Case4 上司が面倒くさすぎる

第19話 魔王の秘密

 朝9時。

 魔王城の始業時間である。


「じゃあ時間なんで、ミーティング始めまーす。まず、魔王様の外出の予定は、今日もありません」


 お決まりの文句を述べると、若手隊員のザシュルルトが「はあー」と溜め息をついた。


「こら、ザシュ。あからさまに溜め息をつくな」


「だって俺、魔王親衛隊に入隊してから、一回も魔王様の護衛やったことないんスよ」


「そんなの、皆ねえよ」

 先輩のビーズ隊員が腹立たしげに言った。


「そうそう。魔王様が引きこもってるんだから、しょうがないよ」

 ベテランのガルガドス隊員も諭すように言う。


「そうだぞ。それに魔王様以外の要人の護衛とか、ほかの部署からの応援要請で、ウチは毎日忙しいんだから。今日だって、こんなに雑務――じゃなくて要請がどっさり……」

 と、グウが手元のバインダーを見た、そのときだった。


 ジリリリリリリ、と電話の音が鳴り響いた。


「朝から何でしょう? 緊急要請かな?」

 副隊長のギルティがタタッと電話に走りよった。

「はい、魔王親衛隊です。はい、はい、少々お待ちください」


 グウは嫌な予感がした。


「グウ隊長、魔王様がお呼びだそうです」


「やっぱり!!」

 グウは天を仰いだ。



* * *



 長い、長い、ビロードの絨毯じゅうたん

 仄暗ほのぐらい石造りの廊下に、明滅めいめつする古びたウォールランプ。

 外界から隔絶された、魔王城の最奥。

 重厚な観音開きの扉を開けると、そこが魔王の寝室である。


「お呼びでしょうか。魔王様」


「あ、ちょっと待って。今、ボス戦だから」

 ゲーミングチェア越しに返事があった。


 薄暗い部屋を照らす、モニターの青白い光。

 絶え間なく響く、ゲームの効果音。

 机に置かれたペットボトルのジュースと、食べかけのスナック菓子(なぜか箸が添えてある)。
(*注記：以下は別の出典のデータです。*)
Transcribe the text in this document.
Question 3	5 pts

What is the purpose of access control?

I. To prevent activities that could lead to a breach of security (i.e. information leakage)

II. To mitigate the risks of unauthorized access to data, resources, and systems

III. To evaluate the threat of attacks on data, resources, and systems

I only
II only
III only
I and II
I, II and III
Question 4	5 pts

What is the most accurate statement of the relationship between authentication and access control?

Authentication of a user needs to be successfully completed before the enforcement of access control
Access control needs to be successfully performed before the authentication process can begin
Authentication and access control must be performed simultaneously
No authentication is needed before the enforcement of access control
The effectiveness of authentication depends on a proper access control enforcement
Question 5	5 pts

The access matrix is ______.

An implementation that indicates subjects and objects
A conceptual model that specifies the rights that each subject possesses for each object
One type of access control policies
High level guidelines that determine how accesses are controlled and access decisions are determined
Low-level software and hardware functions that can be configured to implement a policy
 ――ハイここから第二形態まだ回復あるよしよしよし削れてる、あるぞコレ。

 小声で何か、ブツブツと喋る声。

 早口でよくわからないが、独り言のようだ。


 しばらくすると、「……っしゃ!!」と、拳を突きあげながら立ち上がった。

 勢いでゲーミングチェアがシャーッと後ろに滑る。


「待たせたな」

 ようやく彼は振り返った。


 ボサボサの黒髪に、驚くほど青白い顔。

 たぶん寝不足なのだろう、目の下にガッツリくまができている。

 それでなくとも、目のまわりに青い血管が浮き出ていて、かなり不気味な印象を与えるのに。
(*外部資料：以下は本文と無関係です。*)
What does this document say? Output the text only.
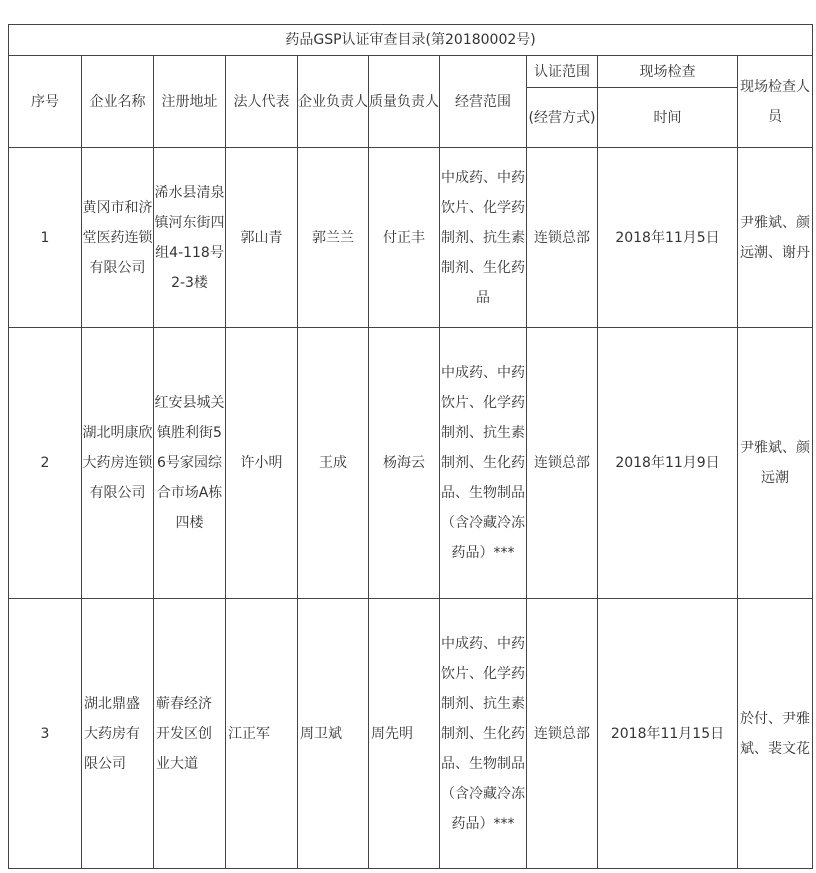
药品GSP认证审查目录(第20180002号)									
序号	企业名称	注册地址	法人代表	企业负责人	质量负责人	经营范围	认证范围	现场检查	现场检查人员
							(经营方式)	时间	
1	黄冈市和济堂医药连锁有限公司	浠水县清泉镇河东街四组4-118号2-3楼	郭山青	郭兰兰	付正丰	中成药、中药饮片、化学药制剂、抗生素制剂、生化药品	连锁总部	2018年11月5日	尹雅斌、颜远潮、谢丹
2	湖北明康欣大药房连锁有限公司	红安县城关镇胜利街56号家园综合市场A栋四楼	许小明	王成	杨海云	中成药、中药饮片、化学药制剂、抗生素制剂、生化药品、生物制品（含冷藏冷冻药品）***	连锁总部	2018年11月9日	尹雅斌、颜远潮
3	湖北鼎盛大药房有限公司	蕲春经济开发区创业大道	江正军	周卫斌	周先明	中成药、中药饮片、化学药制剂、抗生素制剂、生化药品、生物制品（含冷藏冷冻药品）***	连锁总部	2018年11月15日	於付、尹雅斌、裴文花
 体型はグウと同じく、人間の青年とそう変わらない。むしろ魔王のほうが小柄で、容貌も幼く、少年といってもいいくらいだ。

 ただ、頭に珊瑚さんごみたいに複雑に枝分かれした、ものすごい角が生えているので、それで30センチくらい身長が加算されるだろう。


「たいした用事ではないが、お前に頼みたいことがある」


 魔王はそう言って、肩にかけた黒い毛皮のガウンをバサッとひるがえし、ゲーミングチェアをシャーッと元の位置に戻した。

 ゆったりと足を組んで座り、肘掛に頬杖ほおづえをつき、鋭い眼光をこちらに向ける。右手の人差し指にはまった、ダークブルーの四角い宝石――秘宝・海耀石かいようせきの指輪がキラリと光った。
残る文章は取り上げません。